Indubitavelmente, ainda que os terremotos sejam episódios comuns em algumas partes do planeta, estudos mostram que muitas das mais recentes catástrofes atinentes ao clima são derivadas de uma conjunção de fatores, aliadas ao implacável aquecimento global, por mais que alguns ainda neguem, bem como à inépcia e ao descaso humano com o meio ambiente. Na pressa da era moderna, tão afeita à efemeridade das redes sociais - sempre elas -, talvez, nessa seara de destruição planetária, somos parecidos quanto à perda do senso de humanidade, pois desdenhamos a vida da Terra, nosso lar, quando, dentre outras execráveis atividades humanas dos tempos modernos, desmatamos floretas, poluímos rios, jogamos lixo em qualquer lugar e consumimos avidamente tudo o que o mercado produz, aliciados pelo onipresente marketing.
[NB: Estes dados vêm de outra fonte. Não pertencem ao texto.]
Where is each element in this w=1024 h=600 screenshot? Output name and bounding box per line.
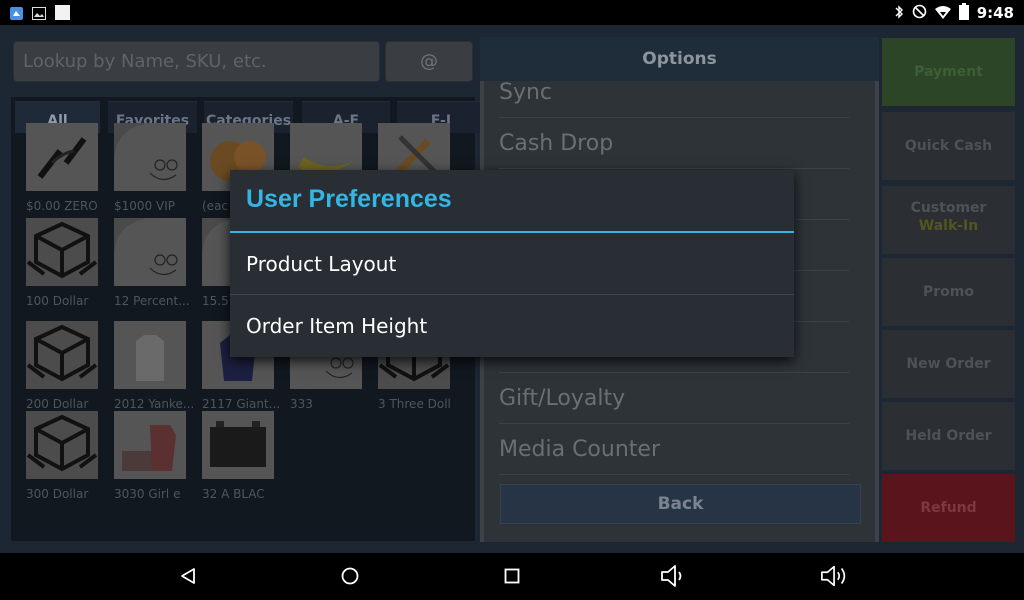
white-square-icon	[55, 5, 70, 24]
home-icon[interactable]	[335, 563, 365, 589]
volume-down-icon[interactable]	[659, 563, 689, 589]
user-preferences-dialog: User Preferences Product Layout Order It…	[230, 170, 794, 357]
product-layout-item[interactable]: Product Layout	[230, 233, 794, 295]
navigation-bar	[0, 553, 1024, 600]
back-icon[interactable]	[173, 563, 203, 589]
wifi-icon	[934, 4, 951, 23]
bluetooth-icon	[894, 4, 904, 23]
dialog-title: User Preferences	[246, 185, 452, 213]
order-item-height-item[interactable]: Order Item Height	[230, 295, 794, 357]
clock: 9:48	[976, 4, 1014, 22]
do-not-disturb-icon	[912, 4, 927, 23]
recents-icon[interactable]	[497, 563, 527, 589]
volume-up-icon[interactable]	[820, 563, 850, 589]
image-icon	[32, 5, 46, 24]
app-notification-icon	[10, 5, 23, 24]
battery-icon	[958, 2, 969, 24]
status-bar: 9:48	[0, 0, 1024, 25]
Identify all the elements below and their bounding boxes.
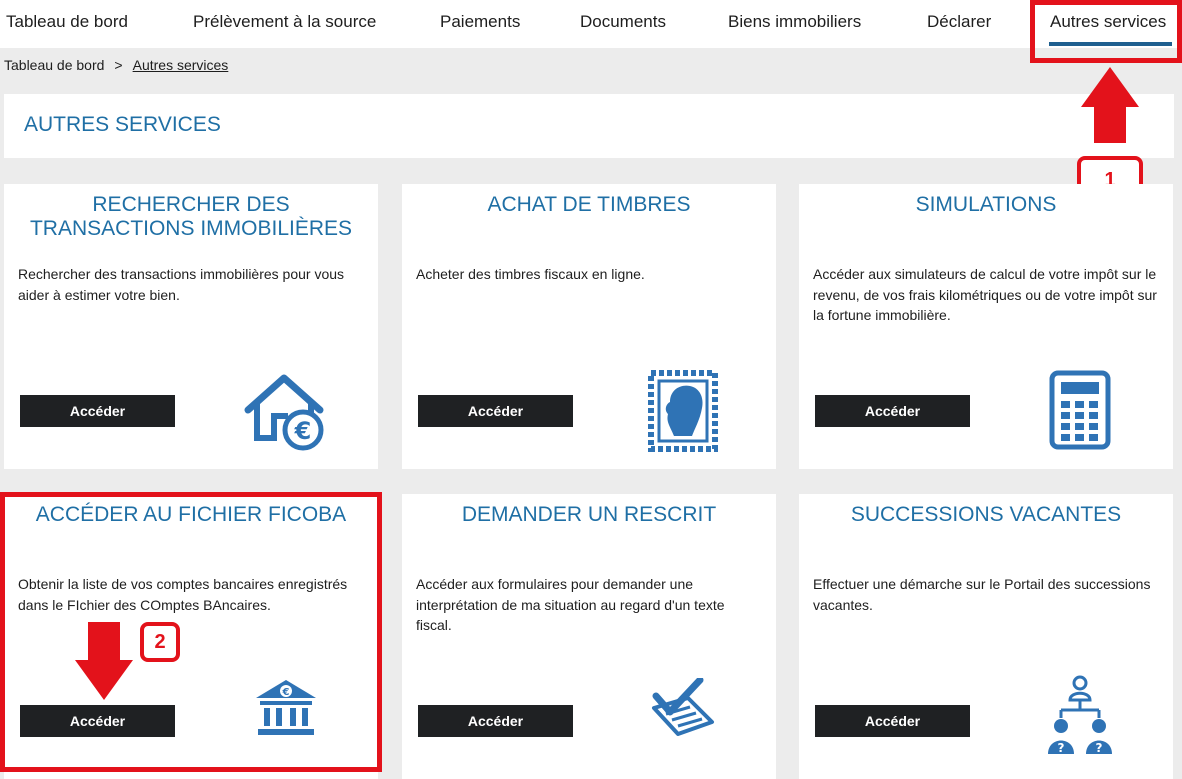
breadcrumb-home[interactable]: Tableau de bord — [4, 57, 104, 73]
top-navigation: Tableau de bord Prélèvement à la source … — [0, 0, 1182, 48]
highlight-box-autres-services — [1030, 0, 1182, 63]
card-title: ACHAT DE TIMBRES — [487, 193, 691, 216]
page-title: AUTRES SERVICES — [24, 113, 221, 136]
breadcrumb: Tableau de bord > Autres services — [4, 57, 228, 73]
highlight-box-ficoba — [0, 492, 382, 772]
card-demander-un-rescrit: DEMANDER UN RESCRIT Accéder aux formulai… — [402, 494, 776, 779]
card-description: Accéder aux simulateurs de calcul de vot… — [813, 266, 1157, 323]
acceder-button-timbres[interactable]: Accéder — [418, 395, 573, 427]
card-description: Rechercher des transactions immobilières… — [18, 266, 345, 303]
nav-item-biens-immobiliers[interactable]: Biens immobiliers — [728, 12, 861, 32]
calculator-icon — [1049, 370, 1111, 450]
breadcrumb-separator: > — [114, 57, 123, 73]
nav-item-documents[interactable]: Documents — [580, 12, 666, 32]
house-euro-icon: € — [244, 374, 324, 451]
up-arrow-annotation-icon — [1081, 67, 1139, 143]
card-title: SUCCESSIONS VACANTES — [850, 503, 1122, 526]
nav-item-tableau-de-bord[interactable]: Tableau de bord — [6, 12, 128, 32]
acceder-button-rescrit[interactable]: Accéder — [418, 705, 573, 737]
card-description: Accéder aux formulaires pour demander un… — [416, 576, 725, 633]
card-description: Effectuer une démarche sur le Portail de… — [813, 576, 1151, 613]
card-transactions-immobilieres: RECHERCHER DES TRANSACTIONS IMMOBILIÈRES… — [4, 184, 378, 469]
page-title-panel: AUTRES SERVICES — [4, 94, 1174, 158]
nav-item-prelevement-a-la-source[interactable]: Prélèvement à la source — [193, 12, 376, 32]
nav-item-paiements[interactable]: Paiements — [440, 12, 520, 32]
card-title: RECHERCHER DES TRANSACTIONS IMMOBILIÈRES — [29, 193, 353, 240]
svg-text:?: ? — [1058, 741, 1065, 755]
card-achat-de-timbres: ACHAT DE TIMBRES Acheter des timbres fis… — [402, 184, 776, 469]
card-title: DEMANDER UN RESCRIT — [461, 503, 717, 526]
acceder-button-successions[interactable]: Accéder — [815, 705, 970, 737]
hierarchy-people-icon: ? ? — [1048, 675, 1112, 755]
card-description: Acheter des timbres fiscaux en ligne. — [416, 266, 645, 282]
down-arrow-annotation-icon — [75, 622, 133, 700]
svg-text:?: ? — [1096, 741, 1103, 755]
step-2-badge: 2 — [140, 622, 180, 662]
stamp-icon — [648, 370, 718, 452]
acceder-button-simulations[interactable]: Accéder — [815, 395, 970, 427]
step-2-label: 2 — [154, 630, 166, 653]
card-simulations: SIMULATIONS Accéder aux simulateurs de c… — [799, 184, 1173, 469]
card-successions-vacantes: SUCCESSIONS VACANTES Effectuer une démar… — [799, 494, 1173, 779]
svg-text:€: € — [294, 417, 312, 445]
card-title: SIMULATIONS — [915, 193, 1057, 216]
nav-item-declarer[interactable]: Déclarer — [927, 12, 991, 32]
breadcrumb-current[interactable]: Autres services — [133, 57, 229, 73]
acceder-button-transactions[interactable]: Accéder — [20, 395, 175, 427]
checked-document-icon — [652, 678, 714, 736]
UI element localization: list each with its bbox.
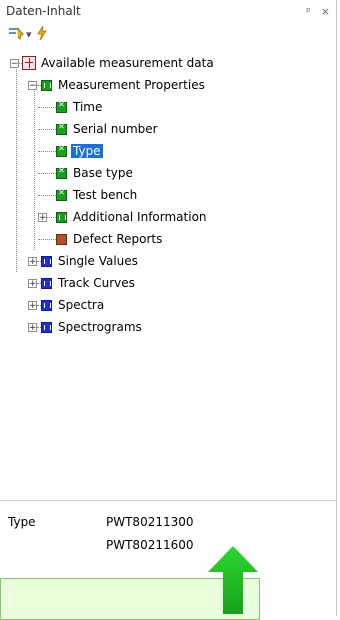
details-value-1: PWT80211300: [106, 515, 194, 529]
measurement-tree: − Available measurement data − Measureme…: [10, 52, 330, 338]
up-arrow-icon: [208, 546, 258, 614]
filter-tool-button[interactable]: ▾: [8, 26, 32, 43]
green-check-icon: [56, 166, 67, 179]
tree-item-label: Defect Reports: [73, 232, 163, 246]
green-check-icon: [56, 188, 67, 201]
pin-icon[interactable]: ᵖ: [306, 5, 311, 18]
tree-item-defect-reports[interactable]: Defect Reports: [10, 228, 330, 250]
filter-tool-icon: [8, 26, 24, 43]
grid-data-icon: [22, 56, 36, 70]
tree-item-label: Measurement Properties: [58, 78, 205, 92]
collapse-toggle[interactable]: −: [28, 80, 37, 90]
tree-item-spectra[interactable]: + Spectra: [10, 294, 330, 316]
defect-report-icon: [56, 233, 67, 245]
details-value-2: PWT80211600: [106, 538, 194, 552]
lightning-tool-button[interactable]: [36, 25, 48, 43]
tree-item-spectrograms[interactable]: + Spectrograms: [10, 316, 330, 338]
collapse-toggle[interactable]: −: [10, 58, 19, 68]
tree-item-label: Single Values: [58, 254, 138, 268]
tree-item-label: Spectrograms: [58, 320, 142, 334]
lightning-icon: [36, 25, 48, 43]
tree-item-label: Track Curves: [58, 276, 135, 290]
titlebar-buttons: ᵖ ×: [306, 5, 330, 18]
tree-item-additional-information[interactable]: + Additional Information: [10, 206, 330, 228]
close-icon[interactable]: ×: [321, 5, 330, 18]
green-check-icon: [56, 100, 67, 113]
panel-title: Daten-Inhalt: [6, 4, 81, 18]
tree-item-label: Additional Information: [73, 210, 207, 224]
tree-item-label-selected: Type: [71, 144, 103, 158]
details-field-name: Type: [8, 515, 36, 529]
tree-item-label: Base type: [73, 166, 133, 180]
panel-titlebar: Daten-Inhalt ᵖ ×: [0, 0, 336, 22]
tree-item-single-values[interactable]: + Single Values: [10, 250, 330, 272]
chevron-down-icon: ▾: [26, 27, 32, 41]
tree-item-base-type[interactable]: Base type: [10, 162, 330, 184]
tree-item-label: Spectra: [58, 298, 105, 312]
green-folder-icon: [56, 211, 67, 223]
tree-item-time[interactable]: Time: [10, 96, 330, 118]
blue-folder-icon: [41, 255, 52, 267]
data-content-panel: Daten-Inhalt ᵖ × ▾ − Available measureme…: [0, 0, 337, 617]
expand-toggle[interactable]: +: [28, 300, 37, 310]
tree-item-track-curves[interactable]: + Track Curves: [10, 272, 330, 294]
green-folder-icon: [41, 79, 52, 91]
tree-item-label: Test bench: [73, 188, 138, 202]
expand-toggle[interactable]: +: [38, 212, 47, 222]
panel-toolbar: ▾: [0, 22, 336, 46]
blue-folder-icon: [41, 277, 52, 289]
green-check-icon: [56, 144, 67, 157]
tree-item-measurement-properties[interactable]: − Measurement Properties: [10, 74, 330, 96]
tree-root-row[interactable]: − Available measurement data: [10, 52, 330, 74]
expand-toggle[interactable]: +: [28, 322, 37, 332]
blue-folder-icon: [41, 321, 52, 333]
tree-item-serial-number[interactable]: Serial number: [10, 118, 330, 140]
tree-item-test-bench[interactable]: Test bench: [10, 184, 330, 206]
tree-item-label: Serial number: [73, 122, 158, 136]
expand-toggle[interactable]: +: [28, 256, 37, 266]
tree-root-label: Available measurement data: [41, 56, 214, 70]
blue-folder-icon: [41, 299, 52, 311]
expand-toggle[interactable]: +: [28, 278, 37, 288]
tree-item-label: Time: [73, 100, 103, 114]
tree-item-type[interactable]: Type: [10, 140, 330, 162]
green-check-icon: [56, 122, 67, 135]
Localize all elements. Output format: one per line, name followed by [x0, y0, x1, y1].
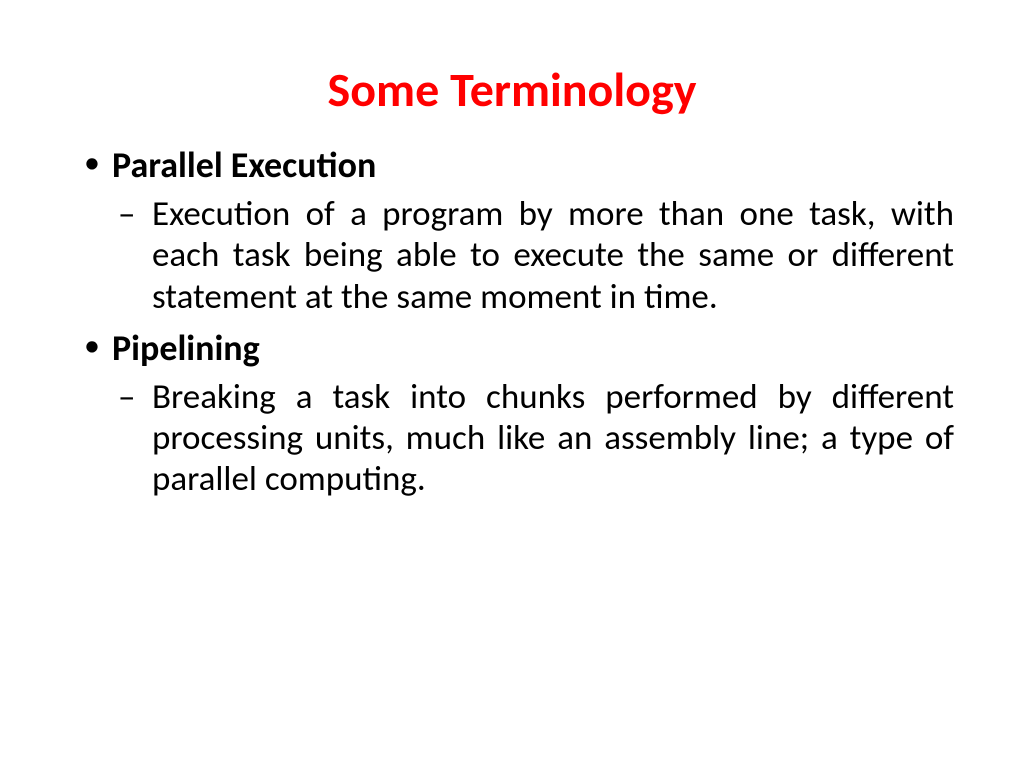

Frente ao exposto, é interessante notar o nosso pânico de ver cidades inteiras serem devastadas em questão de minutos e de saber que infinitos óbitos compõem as estatísticas fúnebres.  Tamanho sofrimento possibilita a reflexão sobre a importância de se alimentar o resgate do senso de humanidade. No escopo da ameaça do aniquilamento humano, a vontade e a necessidade de querer amparar o próximo, posto numa situação para lá de vulnerável, afora o sentimento de sermos diminutos perante a grandeza e a potência no universo, oportunizam-nos elementos para refletir, se quisermos e tivermos vontade, sobre como podemos sobrepujar as fraquezas humanas e elevar o senso de humanidade, sobretudo, solidário com o nosso próximo e o meio ambiente. Para tanto, é preciso encontrar uma força interior a partir, por exemplo, dos infortúnios supracitados, com a intenção de superar os paradigmas em vigor, isto é, o individualismo, a inatividade, a prostração e a displicência para com o nosso astro hospedeiro e com o coletivo, sentimentos que negam a própria existência humana. Destarte, é provável que, ao deixar a nossa condição de seres anestesiados e daltônicos no que toca ao que está acontecendo no globo terrestre e à cacofonia que a vida cotidiana às vezes eclipsa, possamos criar condições para suplantar a vigente letargia e inércia e, ao mesmo tempo, sermos arrebatados da indefectível vaidade e empáfia humana.

Na contramão da condição de obediência, anestesia e conservação da pretenciosa cultura consumista massificada e uniformizada, e na toada de superação do medo e da submissão, o filósofo alemão Nietzche (1844-1900) propõe o ser übermensch, que diz respeito ao além-homem, além-do-homem ou além-do-humano, ou, a mais conhecida tradução literal, super-homem. Trata-se, grosso modo, do sujeito que transcende as esferas sociais morais vigentes e, então, evolui embasado na alforria de fatos e valores do passado com o fim de evitar a autopiedade. No mais, aceitar a possibilidade de viver algo já experenciado para transcender e se tornar ainda mais valente em relação ao que já passou, assim como amar a vida que temos (amor fati), de jeito a suplantar ressentimentos, são outras noções necessárias de extrapolação. À vista disso, compreender os alertas do planeta é central. Para tanto, o destemido guerreiro proposto pelo filósofo do icônico bigode deve ser corajoso, forte, inteligente, astuto, ativo e livre para criar suas próprias representações. Em outras palavras, o super-homem elabora novas ordens por meio da vontade da potência, principalmente, levando em conta a coletividade como horizonte equitativo.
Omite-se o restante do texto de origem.